TAIPEI, Taiwan (AP) — Amid renewed tensions between Beijing and Taipei, Taiwan on Tuesday marked the 70th anniversary of a bloody crackdown on anti-government protesters that is widely seen as a rejection of China's claims to the self-governing island democracy. The protests that began on Feb. 28, 1947, were directed at the corrupt rule of Chiang Kai-shek's Chinese Nationalist Party that had taken control of the former Japanese colony less than two years earlier. China considers the uprising a part of the overall struggle that led to the communist victory in 1949, while many Taiwanese see it as a backlash against attempts to govern the island from China without the consent of the island's native population.

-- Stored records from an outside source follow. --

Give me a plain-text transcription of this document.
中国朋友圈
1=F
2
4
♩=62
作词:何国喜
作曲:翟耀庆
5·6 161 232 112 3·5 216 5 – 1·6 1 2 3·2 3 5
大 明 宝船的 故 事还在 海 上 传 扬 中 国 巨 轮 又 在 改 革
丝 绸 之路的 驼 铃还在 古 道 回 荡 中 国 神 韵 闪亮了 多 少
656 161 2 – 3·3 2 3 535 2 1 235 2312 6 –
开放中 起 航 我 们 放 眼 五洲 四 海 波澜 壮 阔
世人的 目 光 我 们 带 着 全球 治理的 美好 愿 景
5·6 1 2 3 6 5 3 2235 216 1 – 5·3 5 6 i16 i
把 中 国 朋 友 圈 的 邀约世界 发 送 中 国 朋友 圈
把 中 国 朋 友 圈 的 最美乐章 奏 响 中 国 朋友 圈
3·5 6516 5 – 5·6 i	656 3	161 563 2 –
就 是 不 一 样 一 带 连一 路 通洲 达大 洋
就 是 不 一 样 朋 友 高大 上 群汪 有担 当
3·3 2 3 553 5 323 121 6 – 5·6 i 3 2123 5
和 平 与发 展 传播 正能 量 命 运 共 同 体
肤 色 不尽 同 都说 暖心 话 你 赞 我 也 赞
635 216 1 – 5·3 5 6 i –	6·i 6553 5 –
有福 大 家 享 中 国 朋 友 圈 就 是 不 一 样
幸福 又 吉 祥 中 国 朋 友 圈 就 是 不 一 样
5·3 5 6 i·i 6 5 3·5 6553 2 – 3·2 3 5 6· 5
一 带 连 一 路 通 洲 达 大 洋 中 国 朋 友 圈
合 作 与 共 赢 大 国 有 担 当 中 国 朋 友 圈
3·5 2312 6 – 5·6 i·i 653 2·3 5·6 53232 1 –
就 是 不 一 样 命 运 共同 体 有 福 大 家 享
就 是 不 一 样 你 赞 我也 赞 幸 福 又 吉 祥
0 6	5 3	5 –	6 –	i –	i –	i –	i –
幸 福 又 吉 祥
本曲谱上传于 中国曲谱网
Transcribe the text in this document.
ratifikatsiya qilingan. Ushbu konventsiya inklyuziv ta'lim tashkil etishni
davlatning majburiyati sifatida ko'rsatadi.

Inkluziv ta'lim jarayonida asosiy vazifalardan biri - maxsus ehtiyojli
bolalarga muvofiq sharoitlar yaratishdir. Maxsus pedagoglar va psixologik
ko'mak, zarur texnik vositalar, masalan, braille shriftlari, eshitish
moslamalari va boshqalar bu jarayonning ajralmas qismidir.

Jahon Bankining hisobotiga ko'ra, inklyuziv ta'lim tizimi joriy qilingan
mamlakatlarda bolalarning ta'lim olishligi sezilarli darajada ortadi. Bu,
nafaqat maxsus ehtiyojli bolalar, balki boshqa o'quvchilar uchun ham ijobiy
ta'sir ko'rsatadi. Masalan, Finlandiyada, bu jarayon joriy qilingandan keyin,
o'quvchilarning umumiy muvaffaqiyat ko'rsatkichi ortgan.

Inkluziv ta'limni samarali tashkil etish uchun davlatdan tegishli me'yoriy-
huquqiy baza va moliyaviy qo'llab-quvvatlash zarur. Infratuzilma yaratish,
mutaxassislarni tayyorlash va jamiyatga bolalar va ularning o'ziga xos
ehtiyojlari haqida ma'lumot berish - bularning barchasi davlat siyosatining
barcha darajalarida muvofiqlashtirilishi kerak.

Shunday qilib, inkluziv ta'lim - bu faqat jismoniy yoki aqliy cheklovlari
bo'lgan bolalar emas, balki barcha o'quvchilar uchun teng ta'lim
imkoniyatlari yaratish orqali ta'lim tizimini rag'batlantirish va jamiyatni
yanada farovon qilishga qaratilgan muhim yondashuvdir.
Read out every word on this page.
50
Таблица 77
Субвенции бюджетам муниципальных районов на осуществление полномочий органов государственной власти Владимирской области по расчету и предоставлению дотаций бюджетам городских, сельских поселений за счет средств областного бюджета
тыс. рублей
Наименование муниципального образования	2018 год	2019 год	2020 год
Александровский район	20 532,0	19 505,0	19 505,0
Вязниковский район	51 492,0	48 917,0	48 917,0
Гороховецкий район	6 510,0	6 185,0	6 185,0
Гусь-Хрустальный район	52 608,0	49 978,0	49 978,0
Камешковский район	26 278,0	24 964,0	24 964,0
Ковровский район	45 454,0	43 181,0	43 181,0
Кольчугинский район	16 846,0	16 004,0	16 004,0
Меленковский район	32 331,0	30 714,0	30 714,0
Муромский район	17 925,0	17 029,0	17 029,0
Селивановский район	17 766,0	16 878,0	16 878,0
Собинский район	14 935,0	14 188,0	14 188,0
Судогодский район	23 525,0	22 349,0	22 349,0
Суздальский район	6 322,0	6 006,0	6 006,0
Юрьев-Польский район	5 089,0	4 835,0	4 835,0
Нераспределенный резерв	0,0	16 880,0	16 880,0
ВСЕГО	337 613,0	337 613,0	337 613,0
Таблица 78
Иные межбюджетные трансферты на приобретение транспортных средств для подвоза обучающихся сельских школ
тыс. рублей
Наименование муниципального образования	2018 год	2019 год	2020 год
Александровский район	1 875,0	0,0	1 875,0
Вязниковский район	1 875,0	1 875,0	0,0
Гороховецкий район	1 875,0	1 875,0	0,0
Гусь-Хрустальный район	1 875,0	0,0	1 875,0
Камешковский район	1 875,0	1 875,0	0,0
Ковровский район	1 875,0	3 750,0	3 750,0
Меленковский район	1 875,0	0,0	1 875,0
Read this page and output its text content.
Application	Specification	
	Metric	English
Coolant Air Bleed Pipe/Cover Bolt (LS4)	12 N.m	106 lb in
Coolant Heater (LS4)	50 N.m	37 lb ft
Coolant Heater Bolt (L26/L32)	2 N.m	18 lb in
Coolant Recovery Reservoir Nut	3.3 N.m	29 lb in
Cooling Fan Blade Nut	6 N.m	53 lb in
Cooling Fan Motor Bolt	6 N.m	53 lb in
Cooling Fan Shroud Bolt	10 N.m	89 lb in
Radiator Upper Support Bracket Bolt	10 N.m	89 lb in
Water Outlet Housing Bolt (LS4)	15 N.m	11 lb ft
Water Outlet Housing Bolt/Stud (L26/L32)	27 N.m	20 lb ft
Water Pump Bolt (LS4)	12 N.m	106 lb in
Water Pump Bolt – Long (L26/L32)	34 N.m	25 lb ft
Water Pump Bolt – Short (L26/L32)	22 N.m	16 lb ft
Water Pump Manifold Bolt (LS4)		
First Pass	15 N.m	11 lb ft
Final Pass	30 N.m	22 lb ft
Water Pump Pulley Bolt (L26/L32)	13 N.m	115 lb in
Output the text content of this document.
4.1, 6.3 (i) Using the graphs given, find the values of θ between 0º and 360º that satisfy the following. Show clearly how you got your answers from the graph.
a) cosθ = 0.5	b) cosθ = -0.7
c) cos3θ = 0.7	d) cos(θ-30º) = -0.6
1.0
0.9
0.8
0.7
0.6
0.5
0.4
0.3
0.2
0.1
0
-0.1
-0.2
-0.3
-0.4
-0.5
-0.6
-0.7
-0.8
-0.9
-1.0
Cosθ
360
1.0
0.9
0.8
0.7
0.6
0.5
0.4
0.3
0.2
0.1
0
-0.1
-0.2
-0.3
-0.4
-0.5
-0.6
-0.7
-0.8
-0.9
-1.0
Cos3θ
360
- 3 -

BANGKOK (AP) — Thailand's prisons fail to meet international standards, with inmates routinely shackled, stuffed into overcrowded cells and forced to work in harsh conditions, an international human rights group said Tuesday. Thailand also has the highest incarceration rate in Southeast Asia, jailing 425 out of every 100,000 people, according to the report by the International Federation for Human Rights. There are more than 260,000 inmates in 148 prisons with an originally estimated capacity of less than 120,000, the report said, with the massive overcrowding forcing the inmates to live in harsh conditions. Most inmates were convicted on drug-related charges, the legacy of a war on drugs launched by former Prime Minister Thaksin Shinawatra in 2003.

TOKYO (AP) — The emperor and empress of Japan departed Tuesday for a one-week trip to Vietnam and Thailand. Emperor Akihito and Empress Michiko will spend most of the week in Vietnam, with an overnight stop in Bangkok on Sunday before returning home. Their visit to Vietnam comes at a time of growing ties between the two countries. Many Japanese companies have built factories in Vietnam, and Vietnamese are among the largest groups of foreign students in Japan. The 83-year-old emperor and his 82-year-old wife will meet with surviving widows and children of Japanese soldiers who stayed in Vietnam after World War II, but then had to leave after the communists took control of the north in 1954.

SEOUL, South Korea (AP) — South Korea's main opposition parties threatened Monday to impeach the country's acting leader after he refused to extend a special investigation into the huge corruption scandal that toppled conservative President Park Geun-hye. If successful, the impeachment of Prime Minister Hwang Kyo-ahn would rile an already tumultuous political landscape, putting another interim leader in power while the Constitutional Court decides the fate of both Hwang and Park, who's now on trial. On Monday, Hwang refused a request by the investigation team to extend its probe past Tuesday's deadline. A spokesman for Hwang said the team led by independent counsel Park Young-soo has already indicted key figures implicated in the scandal and that state prosecutors can look into any other areas.

MANILA, Philippines (AP) — Abu Sayyaf extremists in the Philippines released a video showing the beheading of a German hostage in the first sign the brutal Filipino militants carried out a threat to kill him after a ransom deadline lapsed over the weekend. President Rodrigo Duterte's adviser dealing with Muslim rebel groups, Jesus Dureza, condemned the killing of Jurgen Gustav Kantner as barbaric, saying the Philippine military and other groups "exhausted all efforts to save his life" up to the final moment. "We grieve as we strongly condemn the barbaric beheading of yet another kidnap victim," Dureza said in a statement.